Smollett was previously accused of staging his own attack in late January, when he told police he had been verbally and physically assaulted by two masked white men in Chicago. The 36-year-old actor claimed the perpetrators beat him, tied a noose around his neck, and poured a liquid substance on him, before shouting, "This is MAGA country." After reviewing surveillance video, phone and bank records, as well as speaking to multiple witnesses and persons of interest, investigators concluded Smollett had staged the attack. He was subsequently arrested on 16 counts of disorderly conduct for filing a false police report. He was facing up to 48 years behind bars.
So, if Chicago prosecutors still believe Smollett orchestrated his own attack, why was the case dismissed?
"Based on all facts and circumstances of the case, and also keeping in mind resources and keeping in mind that the office's number one priority is to combat violent crime and the drivers of violence, I decided to offer this disposition in the case," Magats told CBS Chicago. When asked who ultimately decided to drop the charges, the prosecutor replied, "I did."
Authorities said Smollett's "volunteer service in the community" and his "agreement to forfeit his [$10,000] bond to" the city played major roles in the decision. Chicago Mayor Rahm Emanuel criticized the move as a "whitewash of justice."
"This is without a doubt a whitewash of justice and sends a clear message that if you are in a position of influence and power, you'll get treated one way and other people will be treated another way," Emanuel said during a Tuesday press conference. "There is no accountability in the system. It is wrong, full stop."
Magats dismissed the mayor's "whitewashing" claims.
"Not true, it's just not. It's not a whitewash, he did community service, he has forfeited his bond, it’s just not a whitewash," the prosecutor said.
Smollett's attorney Patricia Brown Holmes told the media "there was no deal" to get the actor's charge's dropped. The actor released a statement Tuesday, after it was confirmed he was cleared of all 16 counts.

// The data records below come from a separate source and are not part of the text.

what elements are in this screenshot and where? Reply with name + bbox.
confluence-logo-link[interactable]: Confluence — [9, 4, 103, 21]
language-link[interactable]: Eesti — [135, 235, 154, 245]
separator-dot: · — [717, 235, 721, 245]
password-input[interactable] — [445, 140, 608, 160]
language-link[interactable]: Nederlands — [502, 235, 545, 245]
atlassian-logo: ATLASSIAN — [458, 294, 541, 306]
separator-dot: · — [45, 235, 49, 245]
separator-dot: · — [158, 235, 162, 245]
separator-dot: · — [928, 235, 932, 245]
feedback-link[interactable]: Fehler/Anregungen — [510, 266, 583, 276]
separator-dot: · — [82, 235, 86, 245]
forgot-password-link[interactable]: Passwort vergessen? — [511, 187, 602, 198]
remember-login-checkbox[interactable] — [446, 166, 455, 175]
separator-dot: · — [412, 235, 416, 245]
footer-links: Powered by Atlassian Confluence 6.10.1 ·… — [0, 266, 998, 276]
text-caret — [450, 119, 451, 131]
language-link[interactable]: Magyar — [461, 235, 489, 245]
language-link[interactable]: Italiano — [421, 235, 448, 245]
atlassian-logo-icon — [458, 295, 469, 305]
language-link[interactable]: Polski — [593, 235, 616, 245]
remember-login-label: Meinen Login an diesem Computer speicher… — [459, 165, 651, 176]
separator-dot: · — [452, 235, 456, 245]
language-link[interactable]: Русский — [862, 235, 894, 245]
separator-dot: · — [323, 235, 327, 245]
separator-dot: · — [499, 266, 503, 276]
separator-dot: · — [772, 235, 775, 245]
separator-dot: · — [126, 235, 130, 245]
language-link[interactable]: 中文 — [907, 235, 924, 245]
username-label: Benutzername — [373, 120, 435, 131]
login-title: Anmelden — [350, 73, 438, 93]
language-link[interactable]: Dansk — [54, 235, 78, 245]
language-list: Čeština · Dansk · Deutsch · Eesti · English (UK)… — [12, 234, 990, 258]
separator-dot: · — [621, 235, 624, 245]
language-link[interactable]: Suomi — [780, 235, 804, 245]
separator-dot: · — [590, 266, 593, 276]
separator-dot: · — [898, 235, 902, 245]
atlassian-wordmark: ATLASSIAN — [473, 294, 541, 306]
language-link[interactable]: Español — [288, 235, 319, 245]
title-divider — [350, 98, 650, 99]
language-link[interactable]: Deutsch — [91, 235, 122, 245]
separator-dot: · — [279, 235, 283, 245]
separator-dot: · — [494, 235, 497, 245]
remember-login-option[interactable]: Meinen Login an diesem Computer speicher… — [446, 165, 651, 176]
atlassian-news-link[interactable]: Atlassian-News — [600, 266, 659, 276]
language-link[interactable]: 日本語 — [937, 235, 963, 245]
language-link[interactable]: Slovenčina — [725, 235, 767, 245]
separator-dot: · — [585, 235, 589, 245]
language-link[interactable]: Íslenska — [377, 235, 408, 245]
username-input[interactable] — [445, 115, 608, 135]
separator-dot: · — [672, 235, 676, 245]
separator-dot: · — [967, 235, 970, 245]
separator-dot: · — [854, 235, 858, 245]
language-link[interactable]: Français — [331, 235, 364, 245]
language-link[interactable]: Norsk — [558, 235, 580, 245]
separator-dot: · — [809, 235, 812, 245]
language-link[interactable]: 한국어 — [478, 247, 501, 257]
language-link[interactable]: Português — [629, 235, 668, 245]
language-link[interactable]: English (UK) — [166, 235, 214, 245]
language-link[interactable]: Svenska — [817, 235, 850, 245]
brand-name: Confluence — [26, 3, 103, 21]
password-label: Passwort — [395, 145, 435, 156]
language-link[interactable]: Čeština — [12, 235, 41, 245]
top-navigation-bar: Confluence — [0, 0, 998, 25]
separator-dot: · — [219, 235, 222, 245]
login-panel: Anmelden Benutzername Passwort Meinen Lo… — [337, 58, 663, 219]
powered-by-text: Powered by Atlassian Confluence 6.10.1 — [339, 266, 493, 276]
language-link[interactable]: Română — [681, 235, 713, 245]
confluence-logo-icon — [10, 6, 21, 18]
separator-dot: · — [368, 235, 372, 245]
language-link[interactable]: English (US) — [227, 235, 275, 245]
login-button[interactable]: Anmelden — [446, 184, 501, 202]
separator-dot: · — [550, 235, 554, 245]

"I want to thank my family, my friends, the incredible people of Chicago and all over the country and world who have prayed for me, supported me and shown me love," his statement read in part. "[...] Now I'd like nothing more than to get back to work and move on with my life. But make no mistakes, I will always continue to fight for the justice, equality and betterment of marginalized people everywhere."
It's important to note Smollett isn't completely out of the woods. Federal agents continue to investigate a threatening letter the actor received at Fox studios. It is believed the actor sent the letter to himself prior to the Jan. 29 incident.